Ce jeu, dessiné par Richard Filipowski, artiste américain né en Pologne en 1923, figurait parmi les œuvres présentées à l’exposition The Imagery of Chess à la galerie Julien Levy de New-York en 1944-45. Il reçut des critiques favorables dans Newsweek et Art Digest. Filipowski, à l’âge de dix-neuf ans, conçut ces pièces, simples et élégantes à la demande de László Moholy-Nagy, son professeur à l’Institute of Design de Chicago. Un petit point foré dans leurs dessous et rempli de peinture noire différencie une des côtés.

Sit-tu-yin

Pièces d’échecs birmanes XIXe (24.8 x 22.2 cm) – Philadelphia Museum of Art

Au sit-tu-yin (en birman : စစ်တုရင်), le jeu d’échecs traditionnel de la Birmanie (maintenant Myanmar), descendant direct du chaturanga indien, chaque joueur a un roi, un général, deux tours, deux cavaliers, deux éléphants et huit pions. Ces pièces sont exceptionnelles par leurs tailles et leurs décorations colorées. Le chameau monté est probablement une forme variante de l’éléphant sittuyin (l’équivalent du fou dans les échecs occidentaux).

Les échecs traditionnels de Birmanie ont de nombreuses similitudes avec les anciennes formes d’échecs indiens et offrent une particularité unique : contrairement à la plupart des jeux d’échecs, les pièces birmanes ne se sont jamais installés dans un modèle simplifié et abstrait, mais sont presque toujours des figures soigneusement sculptées, représentant des personnages, des animaux et parfois des personnages légendaires sur le champ de bataille. Ces ensembles uniques sont très prisés par les collectionneurs.

Comme dans les autres formes d’échecs, chacune des six différentes pièces a son propre mouvement sur l’échiquier. Certains sont similaires aux échecs modernes et internationaux et certains sont plus anciens.

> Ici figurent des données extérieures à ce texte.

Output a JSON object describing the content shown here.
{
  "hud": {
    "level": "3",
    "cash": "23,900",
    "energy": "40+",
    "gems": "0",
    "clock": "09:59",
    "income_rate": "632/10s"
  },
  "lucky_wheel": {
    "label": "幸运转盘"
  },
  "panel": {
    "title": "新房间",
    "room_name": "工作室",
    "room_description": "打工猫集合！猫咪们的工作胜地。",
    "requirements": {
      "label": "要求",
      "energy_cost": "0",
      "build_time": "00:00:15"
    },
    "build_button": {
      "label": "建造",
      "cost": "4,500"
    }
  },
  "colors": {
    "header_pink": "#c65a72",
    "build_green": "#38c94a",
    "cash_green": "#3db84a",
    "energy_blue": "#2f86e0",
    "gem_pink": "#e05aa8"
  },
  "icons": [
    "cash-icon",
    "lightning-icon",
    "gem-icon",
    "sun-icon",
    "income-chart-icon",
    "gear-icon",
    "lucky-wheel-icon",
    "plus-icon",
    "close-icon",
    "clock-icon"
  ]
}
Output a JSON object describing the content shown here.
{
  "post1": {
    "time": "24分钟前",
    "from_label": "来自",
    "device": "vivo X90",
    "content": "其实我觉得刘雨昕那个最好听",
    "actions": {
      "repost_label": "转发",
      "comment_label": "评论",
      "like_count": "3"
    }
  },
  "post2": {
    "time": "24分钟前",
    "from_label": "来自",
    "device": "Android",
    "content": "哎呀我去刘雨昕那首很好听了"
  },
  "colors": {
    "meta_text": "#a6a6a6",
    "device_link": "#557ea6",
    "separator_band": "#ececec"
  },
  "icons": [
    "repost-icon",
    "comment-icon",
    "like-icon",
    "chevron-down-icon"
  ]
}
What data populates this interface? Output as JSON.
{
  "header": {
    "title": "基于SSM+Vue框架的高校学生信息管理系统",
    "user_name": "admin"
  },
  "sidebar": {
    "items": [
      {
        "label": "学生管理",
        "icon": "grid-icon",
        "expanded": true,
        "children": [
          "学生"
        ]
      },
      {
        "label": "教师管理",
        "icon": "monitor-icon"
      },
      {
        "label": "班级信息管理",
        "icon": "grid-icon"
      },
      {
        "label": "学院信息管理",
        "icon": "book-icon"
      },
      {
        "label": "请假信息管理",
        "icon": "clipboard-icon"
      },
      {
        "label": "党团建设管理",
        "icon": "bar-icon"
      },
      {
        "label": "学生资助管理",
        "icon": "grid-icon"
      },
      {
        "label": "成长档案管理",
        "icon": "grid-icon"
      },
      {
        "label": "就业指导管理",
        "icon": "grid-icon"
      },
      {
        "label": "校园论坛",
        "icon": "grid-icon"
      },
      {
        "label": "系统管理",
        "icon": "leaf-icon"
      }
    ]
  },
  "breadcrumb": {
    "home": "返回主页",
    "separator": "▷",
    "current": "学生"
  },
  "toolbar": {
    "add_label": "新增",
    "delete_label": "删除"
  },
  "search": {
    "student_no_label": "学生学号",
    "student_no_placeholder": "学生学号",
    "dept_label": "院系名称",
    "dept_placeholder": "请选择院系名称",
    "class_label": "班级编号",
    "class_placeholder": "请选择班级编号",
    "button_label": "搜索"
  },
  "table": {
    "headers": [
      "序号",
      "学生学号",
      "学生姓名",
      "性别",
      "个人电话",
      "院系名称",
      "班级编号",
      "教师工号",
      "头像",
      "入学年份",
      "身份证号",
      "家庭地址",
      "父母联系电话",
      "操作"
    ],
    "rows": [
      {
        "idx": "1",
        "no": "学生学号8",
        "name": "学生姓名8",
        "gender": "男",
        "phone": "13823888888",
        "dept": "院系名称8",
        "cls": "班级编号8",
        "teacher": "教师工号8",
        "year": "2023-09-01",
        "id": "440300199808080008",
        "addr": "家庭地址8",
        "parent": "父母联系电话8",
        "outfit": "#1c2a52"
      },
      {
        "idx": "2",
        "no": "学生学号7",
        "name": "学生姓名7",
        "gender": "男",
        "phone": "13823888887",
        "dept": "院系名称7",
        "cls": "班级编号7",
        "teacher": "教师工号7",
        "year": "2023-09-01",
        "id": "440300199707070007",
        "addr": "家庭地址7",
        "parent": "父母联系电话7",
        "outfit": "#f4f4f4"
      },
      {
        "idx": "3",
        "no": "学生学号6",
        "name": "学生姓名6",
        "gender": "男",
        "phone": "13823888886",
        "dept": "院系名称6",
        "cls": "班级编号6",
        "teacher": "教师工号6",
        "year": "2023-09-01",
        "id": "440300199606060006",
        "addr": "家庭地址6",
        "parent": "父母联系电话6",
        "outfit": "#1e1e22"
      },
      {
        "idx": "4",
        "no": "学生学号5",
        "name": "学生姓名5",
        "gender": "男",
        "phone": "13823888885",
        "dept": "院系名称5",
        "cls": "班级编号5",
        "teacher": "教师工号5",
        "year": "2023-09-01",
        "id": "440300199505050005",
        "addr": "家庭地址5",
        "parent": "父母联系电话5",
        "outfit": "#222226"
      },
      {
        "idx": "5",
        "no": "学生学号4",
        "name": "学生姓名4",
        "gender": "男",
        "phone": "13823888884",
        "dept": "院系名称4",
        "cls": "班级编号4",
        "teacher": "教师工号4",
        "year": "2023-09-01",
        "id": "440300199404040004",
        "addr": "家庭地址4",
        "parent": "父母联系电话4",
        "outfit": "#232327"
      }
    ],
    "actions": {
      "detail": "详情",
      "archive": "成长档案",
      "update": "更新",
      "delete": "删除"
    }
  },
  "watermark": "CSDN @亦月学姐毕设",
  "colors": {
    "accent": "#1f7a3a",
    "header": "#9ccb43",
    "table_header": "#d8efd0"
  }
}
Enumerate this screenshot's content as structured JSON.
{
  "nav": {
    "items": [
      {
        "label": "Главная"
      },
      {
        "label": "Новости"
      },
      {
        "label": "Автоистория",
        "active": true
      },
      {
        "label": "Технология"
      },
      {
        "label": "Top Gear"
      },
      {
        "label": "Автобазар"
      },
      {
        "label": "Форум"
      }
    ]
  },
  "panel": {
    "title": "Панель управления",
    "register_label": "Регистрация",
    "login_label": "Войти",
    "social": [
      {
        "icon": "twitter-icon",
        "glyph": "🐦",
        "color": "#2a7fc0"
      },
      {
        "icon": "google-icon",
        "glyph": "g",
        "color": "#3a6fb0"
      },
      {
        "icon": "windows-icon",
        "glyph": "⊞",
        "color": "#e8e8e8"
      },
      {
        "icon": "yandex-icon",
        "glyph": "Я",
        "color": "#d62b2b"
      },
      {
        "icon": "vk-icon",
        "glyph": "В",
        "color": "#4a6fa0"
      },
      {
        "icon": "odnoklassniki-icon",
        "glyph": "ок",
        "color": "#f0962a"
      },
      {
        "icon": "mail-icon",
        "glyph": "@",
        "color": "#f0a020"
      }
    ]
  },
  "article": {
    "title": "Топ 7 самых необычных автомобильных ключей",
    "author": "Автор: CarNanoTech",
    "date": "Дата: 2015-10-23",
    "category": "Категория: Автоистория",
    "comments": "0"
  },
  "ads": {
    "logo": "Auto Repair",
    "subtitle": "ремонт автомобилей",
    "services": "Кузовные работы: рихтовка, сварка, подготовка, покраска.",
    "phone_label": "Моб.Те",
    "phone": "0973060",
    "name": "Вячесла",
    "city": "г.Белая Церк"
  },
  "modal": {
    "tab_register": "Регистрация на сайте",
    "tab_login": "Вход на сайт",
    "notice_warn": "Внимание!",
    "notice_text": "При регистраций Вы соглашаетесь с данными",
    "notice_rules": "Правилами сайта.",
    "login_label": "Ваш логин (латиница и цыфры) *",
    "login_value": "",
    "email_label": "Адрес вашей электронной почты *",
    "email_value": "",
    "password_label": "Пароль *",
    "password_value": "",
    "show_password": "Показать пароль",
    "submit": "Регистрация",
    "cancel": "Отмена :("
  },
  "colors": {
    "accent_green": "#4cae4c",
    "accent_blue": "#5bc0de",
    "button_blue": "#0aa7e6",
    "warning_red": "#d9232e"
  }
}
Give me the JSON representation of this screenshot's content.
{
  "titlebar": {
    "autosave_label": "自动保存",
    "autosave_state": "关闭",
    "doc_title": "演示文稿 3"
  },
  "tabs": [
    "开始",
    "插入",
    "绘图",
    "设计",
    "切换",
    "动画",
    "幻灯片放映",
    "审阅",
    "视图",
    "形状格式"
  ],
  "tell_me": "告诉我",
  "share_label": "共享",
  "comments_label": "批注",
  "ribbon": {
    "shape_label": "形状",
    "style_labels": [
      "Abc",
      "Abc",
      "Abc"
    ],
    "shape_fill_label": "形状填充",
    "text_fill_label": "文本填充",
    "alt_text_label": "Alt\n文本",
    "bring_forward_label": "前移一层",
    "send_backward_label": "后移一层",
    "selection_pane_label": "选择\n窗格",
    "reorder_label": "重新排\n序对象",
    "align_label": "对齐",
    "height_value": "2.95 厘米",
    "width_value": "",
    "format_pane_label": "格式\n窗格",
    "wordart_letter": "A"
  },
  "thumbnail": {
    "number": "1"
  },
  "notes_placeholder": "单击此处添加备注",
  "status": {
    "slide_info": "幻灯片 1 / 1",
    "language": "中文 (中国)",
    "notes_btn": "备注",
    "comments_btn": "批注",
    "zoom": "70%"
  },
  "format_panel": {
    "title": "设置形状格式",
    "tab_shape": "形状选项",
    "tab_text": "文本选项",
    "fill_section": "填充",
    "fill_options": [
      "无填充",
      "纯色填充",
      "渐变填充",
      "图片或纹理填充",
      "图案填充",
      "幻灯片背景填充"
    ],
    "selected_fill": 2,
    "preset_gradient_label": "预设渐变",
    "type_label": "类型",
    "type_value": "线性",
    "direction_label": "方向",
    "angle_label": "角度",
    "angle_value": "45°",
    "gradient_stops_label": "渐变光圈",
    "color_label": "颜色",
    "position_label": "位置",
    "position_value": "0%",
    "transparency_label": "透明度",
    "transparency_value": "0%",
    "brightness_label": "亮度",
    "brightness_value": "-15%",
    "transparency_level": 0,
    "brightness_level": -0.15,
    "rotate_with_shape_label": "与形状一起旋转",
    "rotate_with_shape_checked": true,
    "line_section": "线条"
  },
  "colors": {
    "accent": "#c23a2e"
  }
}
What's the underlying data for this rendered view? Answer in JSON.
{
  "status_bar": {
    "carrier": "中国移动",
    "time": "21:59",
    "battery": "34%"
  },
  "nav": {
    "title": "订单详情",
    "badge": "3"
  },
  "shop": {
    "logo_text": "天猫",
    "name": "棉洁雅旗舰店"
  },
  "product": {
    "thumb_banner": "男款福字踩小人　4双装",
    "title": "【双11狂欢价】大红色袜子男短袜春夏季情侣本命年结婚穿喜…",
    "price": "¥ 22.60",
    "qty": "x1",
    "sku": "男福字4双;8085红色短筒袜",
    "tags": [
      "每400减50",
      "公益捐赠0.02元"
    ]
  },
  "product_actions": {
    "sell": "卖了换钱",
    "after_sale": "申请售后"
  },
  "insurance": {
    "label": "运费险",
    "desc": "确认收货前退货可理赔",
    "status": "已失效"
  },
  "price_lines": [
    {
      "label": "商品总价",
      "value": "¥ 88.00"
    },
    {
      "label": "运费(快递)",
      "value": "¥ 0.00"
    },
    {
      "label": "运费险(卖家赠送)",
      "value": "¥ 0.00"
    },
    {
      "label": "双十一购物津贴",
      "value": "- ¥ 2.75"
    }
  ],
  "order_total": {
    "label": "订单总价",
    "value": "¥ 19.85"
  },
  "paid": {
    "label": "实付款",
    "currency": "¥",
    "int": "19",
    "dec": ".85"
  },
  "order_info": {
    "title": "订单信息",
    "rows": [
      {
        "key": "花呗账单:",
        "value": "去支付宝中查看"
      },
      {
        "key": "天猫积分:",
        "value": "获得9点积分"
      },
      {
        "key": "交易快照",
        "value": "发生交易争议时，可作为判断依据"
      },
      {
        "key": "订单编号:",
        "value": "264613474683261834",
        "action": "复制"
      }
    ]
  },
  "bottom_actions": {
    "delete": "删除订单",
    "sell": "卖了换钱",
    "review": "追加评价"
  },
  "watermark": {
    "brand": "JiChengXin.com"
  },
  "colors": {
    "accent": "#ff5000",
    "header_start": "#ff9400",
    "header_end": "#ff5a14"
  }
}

Le roi est appelé min-gyi, le mot birman pour « roi ». Son mouvement nous est également familier, une case dans n’importe quelle direction. Comme dans d’autres formes d’échecs, le roi ne peut pas aller là où il est menacé de capture, car sa préservation est primordiale.

La reine, sit-ke, est un « général ». Il se déplace seulement d’une case en diagonale, mouvement très commun retrouvé dans les formes d’échecs antiques et asiatiques. Il est identique au firz, le wizir, quand il arriva en Europe, mais très différent de la reine toute puissante apparue au Moyen Âge en Europe.

L’Éléphant, péché, notre Fou, peut se déplacer d’une case dans cinq directions. C’est-à-dire, une direction pour chacun de ses appendices, y compris le tronc. En conséquence, se déplaçant dans l’une des quatre directions diagonales (pour les jambes) ou d’une case vers l’avant (pour le tronc). Ce déplacement fut très répandu dans les anciennes formes des échecs, et repéré en Inde au début du XIe siècle.

Le Cavalier est appelé myin, « cheval ». Il se déplace de ce mouvement particulier en forme de L vu dans d’autres types d’échecs : deux cases en avant, en arrière, à gauche ou à droite et une case à angle droit. C’est la seule pièce qui ne peut pas être bloquée. Il saute simplement par-dessus les pièces sur son chemin.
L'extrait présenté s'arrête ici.